In the rapidly changing healthcare landscape, payers are asking Podiatrists to shift from volume-based care fee for service to a value-based reimbursement structure fee for value with a population health approach. This evolution toward value-based reimbursement benefits the Patient, the healthcare provider and the payer. Value-based reimbursement encourages healthcare providers to deliver the best care at the lowest cost. In turn, patients receive a higher quality of care at a better value.
Podiatrists are aware of the efforts underway to transition the United States healthcare fee-for-service payment system away from one based on volume to one that is determined by “value” and links costs to improved patient outcomes. The problem with the current system is that patients who stay in service the longest and have the most procedures and therapeutic interventions generate the greatest revenue regardless of whether outcomes are favorable.
For podiatrists who treat Medicare patients, value-based reimbursement is about to get real. The Centers for Medicare & Medicaid Services is gearing up for next year’s launch of its Merit-Based Incentive Payment System (MIPS), which will factor value, and not solely services performed, into the Medicare reimbursement a provider receives.
If that program is a success, other insurers will likely follow suit with pay-for-performance plans of their own.
Understand That Customer Service Is Essential
The patient experience is more than just clinical care. Podiatrist practices will need to change their approach to patient intake by having staff members take on more of a customer service role. This is especially important for recurring patients. Sit down with each patient and help them understand the financial details of their health care, from pre-admission through the entire care process. Increased interaction, patient education, and patient assistance through this hands-on approach dramatically improves the patient experience, and in turn, increases revenue for your practice
The good news is that these challenges are not that overwhelming, and podiatrist professionals have long managed as the market evolves and organizations find the right mix. Here, we’ve identified important key considerations to consider as they prepare for the ambiguous future ahead.
Making Data More Actionable & Meaningful
Today’s health care organizations are accumulating an overwhelming amount of data, including patient-reported information, social determinants of health, clinical and claims data. With all this information, it can be difficult for organizations to sort out what they do and don’t need – but data is only valuable if it results in informative and actionable results.
Bringing all of this data together to form a substantial record that has 360 degree view of each individual can be keys to an organization’s success. This view enables organizations to understand the opportunities for care interventions to ensure quality measures are being met and can provide a deeper level of analytics into areas such as utilization.
Standardizing the Care
In this complex ever-evolving health care industry, standardized care is a beacon among health plans, risk contracts and shared savings programs. In a time where health systems and providers are balancing new regulations, health plan variations and individual people and population demands, adhering to a standardized level of care removes some of the complexities, while ensuring quality and safety are paramount. Processes and metrics to define standardized care help to ensure patients receive consistent, quality care, every time.

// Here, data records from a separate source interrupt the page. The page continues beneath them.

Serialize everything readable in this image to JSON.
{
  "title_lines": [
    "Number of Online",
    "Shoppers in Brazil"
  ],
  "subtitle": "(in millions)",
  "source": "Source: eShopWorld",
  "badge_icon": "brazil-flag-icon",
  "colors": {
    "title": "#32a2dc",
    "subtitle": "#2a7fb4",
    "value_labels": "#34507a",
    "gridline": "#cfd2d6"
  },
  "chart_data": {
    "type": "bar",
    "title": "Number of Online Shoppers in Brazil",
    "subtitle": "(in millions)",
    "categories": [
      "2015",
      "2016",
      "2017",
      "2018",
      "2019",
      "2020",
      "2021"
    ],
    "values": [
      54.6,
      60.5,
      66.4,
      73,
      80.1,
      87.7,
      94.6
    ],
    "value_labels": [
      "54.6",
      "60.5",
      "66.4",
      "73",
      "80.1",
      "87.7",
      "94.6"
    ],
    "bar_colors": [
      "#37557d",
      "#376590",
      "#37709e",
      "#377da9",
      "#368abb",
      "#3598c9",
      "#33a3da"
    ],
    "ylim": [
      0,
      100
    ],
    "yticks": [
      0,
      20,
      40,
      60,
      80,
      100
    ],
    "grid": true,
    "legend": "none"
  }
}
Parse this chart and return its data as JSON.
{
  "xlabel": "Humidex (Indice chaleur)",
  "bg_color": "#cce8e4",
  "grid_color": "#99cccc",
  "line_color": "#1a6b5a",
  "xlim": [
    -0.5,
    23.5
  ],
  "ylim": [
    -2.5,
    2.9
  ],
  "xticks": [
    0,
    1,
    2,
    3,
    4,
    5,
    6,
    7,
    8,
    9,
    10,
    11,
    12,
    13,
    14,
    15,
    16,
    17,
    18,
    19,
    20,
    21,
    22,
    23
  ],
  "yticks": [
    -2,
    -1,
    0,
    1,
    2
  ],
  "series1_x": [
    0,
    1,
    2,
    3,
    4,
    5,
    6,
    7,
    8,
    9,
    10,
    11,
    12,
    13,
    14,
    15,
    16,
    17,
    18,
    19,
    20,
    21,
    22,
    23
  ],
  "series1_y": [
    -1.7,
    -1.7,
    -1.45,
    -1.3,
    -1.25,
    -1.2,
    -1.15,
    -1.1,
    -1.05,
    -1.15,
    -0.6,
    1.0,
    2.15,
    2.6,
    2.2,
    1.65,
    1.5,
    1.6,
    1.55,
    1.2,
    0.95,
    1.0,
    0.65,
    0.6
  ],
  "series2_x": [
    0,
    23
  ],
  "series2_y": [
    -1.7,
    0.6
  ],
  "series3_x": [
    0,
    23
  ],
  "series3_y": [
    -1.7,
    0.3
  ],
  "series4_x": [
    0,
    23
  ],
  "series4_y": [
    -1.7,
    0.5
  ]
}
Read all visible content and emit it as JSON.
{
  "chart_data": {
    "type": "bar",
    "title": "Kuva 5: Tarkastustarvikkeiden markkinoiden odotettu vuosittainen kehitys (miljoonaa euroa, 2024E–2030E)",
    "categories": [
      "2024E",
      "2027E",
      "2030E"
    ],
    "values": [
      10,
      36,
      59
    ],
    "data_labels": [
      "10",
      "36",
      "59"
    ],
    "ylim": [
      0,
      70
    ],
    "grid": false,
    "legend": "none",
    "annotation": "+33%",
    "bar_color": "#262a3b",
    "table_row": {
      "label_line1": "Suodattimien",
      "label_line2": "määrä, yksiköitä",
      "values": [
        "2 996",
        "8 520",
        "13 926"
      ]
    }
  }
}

Managing Care & Engagement
Engaging with patients goes beyond helping them manage their conditions. Active participation and shared decision-making is vital, and it’s most effective when an individual’s goals are identified in conjunction with the appropriate tools to make it easy and convenient for them to achieve their desired outcomes. For podiatrists, engaging patients depends on the insights generated from actionable, measurable data.
Additionally, front-end revenue cycle processes are now more important than ever, meaning that collecting the correct patient data before service is critical to ensuring clean claims. In order to improve revenue, providers should emphasize eligibility authorization, collection of copayments, and collection of patient deductibles.
Value-based reimbursement helps in preparing for an evolving patient population with:
- Increased access to care, which can lead to more patients and less network leakage
- A more engaged patient population that is responsible for its own care. Patients in turn want more insight into their care and value for their dollar
- Increasing market share when patients have more choice in where they receive care
As healthcare delivery moves toward value-based reimbursement, the business model and the care model become increasingly intertwined. Changes made to care processes can have a significant impact on financial performance. Organizations need tools that help them identify their revenue cycle management, cost drivers and provide insight regarding how cost, quality, and care decisions impact the network as a whole.